Um tanto quanto mais crítica a essa quase hagiografia, a minoritária parcela liberal-conservadora da imprensa costuma contrapor-lhe uma história alternativa, que exalta uma pretensa superioridade moral e intelectual das democracias liberais sobre as ditaduras comunistas. Não menos fabulosa que a primeira, a versão mais conhecida dessa segunda narrativa – consagrada em obras como O Presidente, o Papa e a Primeira-Ministra: três que mudaram o mundo, do jornalista John O’Sullivan – é a que gosto de chamar de Mito da Trindade, que celebra a atuação heroica de João Paulo II, Ronald Reagan e Margaret Thatcher, as três personalidades ocidentais que, praticamente sozinhas, teriam derrotado o comunismo internacional. Essa é a fábula usualmente contada pela direita.

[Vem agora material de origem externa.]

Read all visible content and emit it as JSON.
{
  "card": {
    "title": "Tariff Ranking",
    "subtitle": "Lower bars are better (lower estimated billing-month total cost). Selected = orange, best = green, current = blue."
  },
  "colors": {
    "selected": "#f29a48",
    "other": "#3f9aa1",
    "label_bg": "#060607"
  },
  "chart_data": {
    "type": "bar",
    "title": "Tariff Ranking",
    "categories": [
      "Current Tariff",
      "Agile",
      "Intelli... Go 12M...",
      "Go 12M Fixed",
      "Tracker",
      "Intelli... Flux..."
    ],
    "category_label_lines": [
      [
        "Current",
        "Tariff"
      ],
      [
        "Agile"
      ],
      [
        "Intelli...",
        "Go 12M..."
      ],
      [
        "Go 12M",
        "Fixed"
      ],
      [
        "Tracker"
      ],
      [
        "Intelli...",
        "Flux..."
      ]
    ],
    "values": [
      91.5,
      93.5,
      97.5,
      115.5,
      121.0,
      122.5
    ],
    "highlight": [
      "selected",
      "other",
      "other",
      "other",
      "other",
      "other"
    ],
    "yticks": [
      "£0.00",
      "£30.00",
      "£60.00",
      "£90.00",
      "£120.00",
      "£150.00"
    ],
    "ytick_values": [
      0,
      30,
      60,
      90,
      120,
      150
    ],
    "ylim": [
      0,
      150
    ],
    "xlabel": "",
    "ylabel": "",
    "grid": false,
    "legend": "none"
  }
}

O leitor assíduo desta coluna (bem como do meu e-book Globalismo e Comunismo: um artigo censurado, lançado pela Gazeta em abril deste ano) já sabe que os adeptos de ambas as lendas – uma mistificando Gorbachev; a outra, superestimando o poder da Trindade ocidental – pecam por desconsiderar uma série de dados e fontes primárias relevantes, cujo acesso permite estimar melhor o alcance das reformas internas promovidas pelos dirigentes soviéticos, reformas longamente discutidas, e que Gorbachev apenas herdou, adaptando-a a uma nova ordem internacional. Elas dão conta de que, antes que coveiro do comunismo – e muito mais que mero espectador de um processo liderado pela troica do mundo livre –, Gorbachev foi o homem que encarnou o processo de transição entre duas formas de totalitarismo, o velho comunismo bolchevique e o globalismo contemporâneo, o qual, como a pandemia de Covid-19 nos deixou entrever, coroa a síntese entre o dinamismo econômico do liberalismo ocidental e a eficiente tecnologia de controle político dos regimes da Cortina de Ferro.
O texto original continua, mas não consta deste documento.